Jim Keck is the senior director for innovation and product development at JAX.

And beyond that? Keck is interested in driving progress in cancer immunotherapy, perhaps the most talked about new area of cancer medicine. Unfortunately, immunotherapy hasn’t been effective for pediatric tumors. Yet.

“Pediatric tumors don’t respond to immunotherapy as well as tumors from adults,” says Keck. “We don’t know why, though we have some clues based on how the immune system changes as children grow to adulthood. This is a very exciting area with a lot of potential, but there’s a lot still to learn and many mechanisms to explore. We can study these questions at the molecular level using our PDX platform. We hope that what we learn will give us the insight we need to expand immunotherapy to pediatric cancer patients.”

Immunotherapies also have the potential to kill cancer cells with far fewer side effects than current treatment regimens, an important issue for pediatric patients. It’s something that weighs heavily on Lau’s mind as he seeks better therapies of all kinds.

“We’re having more long-term survivors now, which is wonderful, but we’re also realizing the price some patients pay,” he says. “Some children are susceptible to permanent hearing loss or nerve damage and occasionally to radiation necrosis, in which the brain is heavily damaged by radiation therapy for brain cancer.

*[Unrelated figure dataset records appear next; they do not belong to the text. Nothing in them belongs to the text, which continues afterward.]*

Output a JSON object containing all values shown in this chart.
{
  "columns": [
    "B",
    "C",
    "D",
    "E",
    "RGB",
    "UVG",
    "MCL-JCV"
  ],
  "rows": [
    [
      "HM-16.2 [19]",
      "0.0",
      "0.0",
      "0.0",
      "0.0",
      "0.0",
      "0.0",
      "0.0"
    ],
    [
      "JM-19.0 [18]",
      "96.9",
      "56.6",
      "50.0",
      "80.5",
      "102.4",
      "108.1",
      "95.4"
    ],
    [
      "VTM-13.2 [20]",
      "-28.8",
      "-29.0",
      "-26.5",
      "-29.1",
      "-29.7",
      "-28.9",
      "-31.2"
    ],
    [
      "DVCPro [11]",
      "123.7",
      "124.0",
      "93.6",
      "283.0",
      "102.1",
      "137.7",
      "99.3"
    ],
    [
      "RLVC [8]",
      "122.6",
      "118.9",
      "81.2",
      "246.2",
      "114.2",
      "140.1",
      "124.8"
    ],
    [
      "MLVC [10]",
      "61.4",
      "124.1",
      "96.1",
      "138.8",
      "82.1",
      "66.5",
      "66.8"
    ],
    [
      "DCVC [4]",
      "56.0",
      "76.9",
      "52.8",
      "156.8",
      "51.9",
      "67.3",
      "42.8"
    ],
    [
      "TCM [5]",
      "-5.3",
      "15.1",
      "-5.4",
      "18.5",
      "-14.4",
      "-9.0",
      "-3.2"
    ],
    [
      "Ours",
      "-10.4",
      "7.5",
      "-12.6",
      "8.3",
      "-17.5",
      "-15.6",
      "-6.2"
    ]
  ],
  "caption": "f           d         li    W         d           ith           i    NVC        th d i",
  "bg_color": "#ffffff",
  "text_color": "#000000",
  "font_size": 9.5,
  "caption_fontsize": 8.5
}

So there’s still a long way to go as we try to balance survival with quality of life, and we’re having to rethink our strategies for how best to treat these tumors. And to do that, we will turn to mouse models first.”

In the struggle against pediatric cancer, one may not think that a quiet, methodical physician-scientist and a panel of mice would be among its most formidable combatants. But together they’re gaining important insights into cancer’s weaknesses and building new hope for patients.